The critical common denominator across all of these industries and organisations, is what they are trying to achieve by creating and disseminating content: to actually involve the customer in their journey, to educate them and be more than just a transactional service.
I chuckled when I read the article below, which talks about how one organisation was turning the traditional sales approach in the private swimming pools industry on its head. It is well worth a read if you have a couple of minutes free.
The key takeaway is what River Pools (a business which builds swimming pools) was able to achieve through content marketing, summarised in the portion of text below - they built trust.
In an industry where the purchase price is in the region of $50,000, building a trust-based relationship is key - you want to have confidence in the contractor & that you are getting real value for your money.
So, for the business, any advantage or possibility of building the relationship as early on as possible is key. River Pools realised that through creating and sharing relevant content, the customer gets to know both the organisation and the sales rep better than any other firm in the same industry. Not only do they know & trust the people responsible, but they learn all about the pools, the technology behind it and the industry. They can start to develop these relationships long before their competitors through accompanying and guiding the customer along the buyer journey, becoming the trusted adviser.
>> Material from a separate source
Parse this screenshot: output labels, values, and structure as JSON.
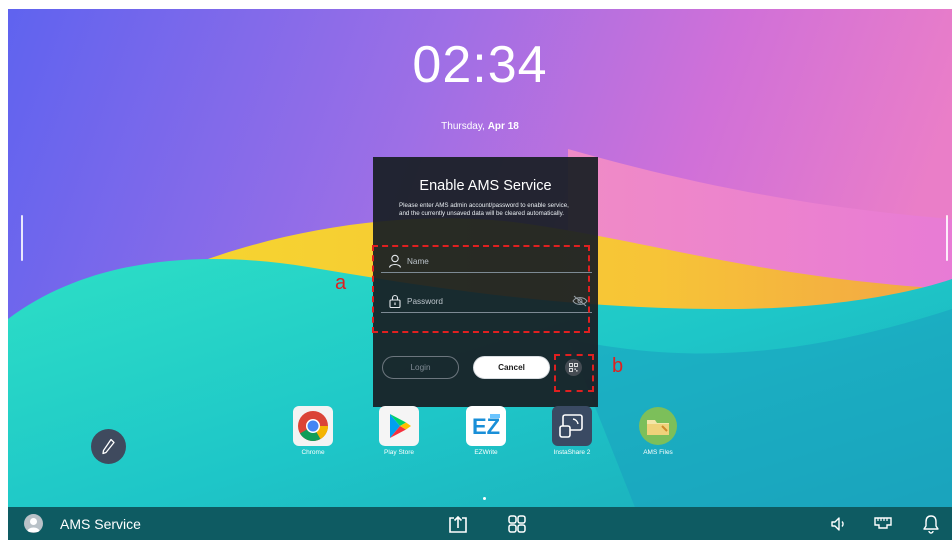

Equally, it helped streamline their business processes because when they actually went out to visit a potential customer, it was a much better qualified lead and crucially, both sides knew what they were getting themselves in for. Time better spent!
This principle can be applied to any business in any industry. By creating useful, engaging and informative content, you can stay forefront of mind and educate your prospects, differentiating yourself from the competition. Content marketing is not about flogging your product, it involves engaging and educating and it represents another tool in the armoury of the modern salesperson. So, if the competition is getting involved, why don't you?
Some of you might be thinking no one would ever agree to buy a 50k swimming pool without “meeting” the contractor first, but the truth is by reading and watching our content, they actually get to “know” us better than they do in a typical sales meeting with a contractor that has never spent 5 minutes teaching them anything about swimming pools before that moment.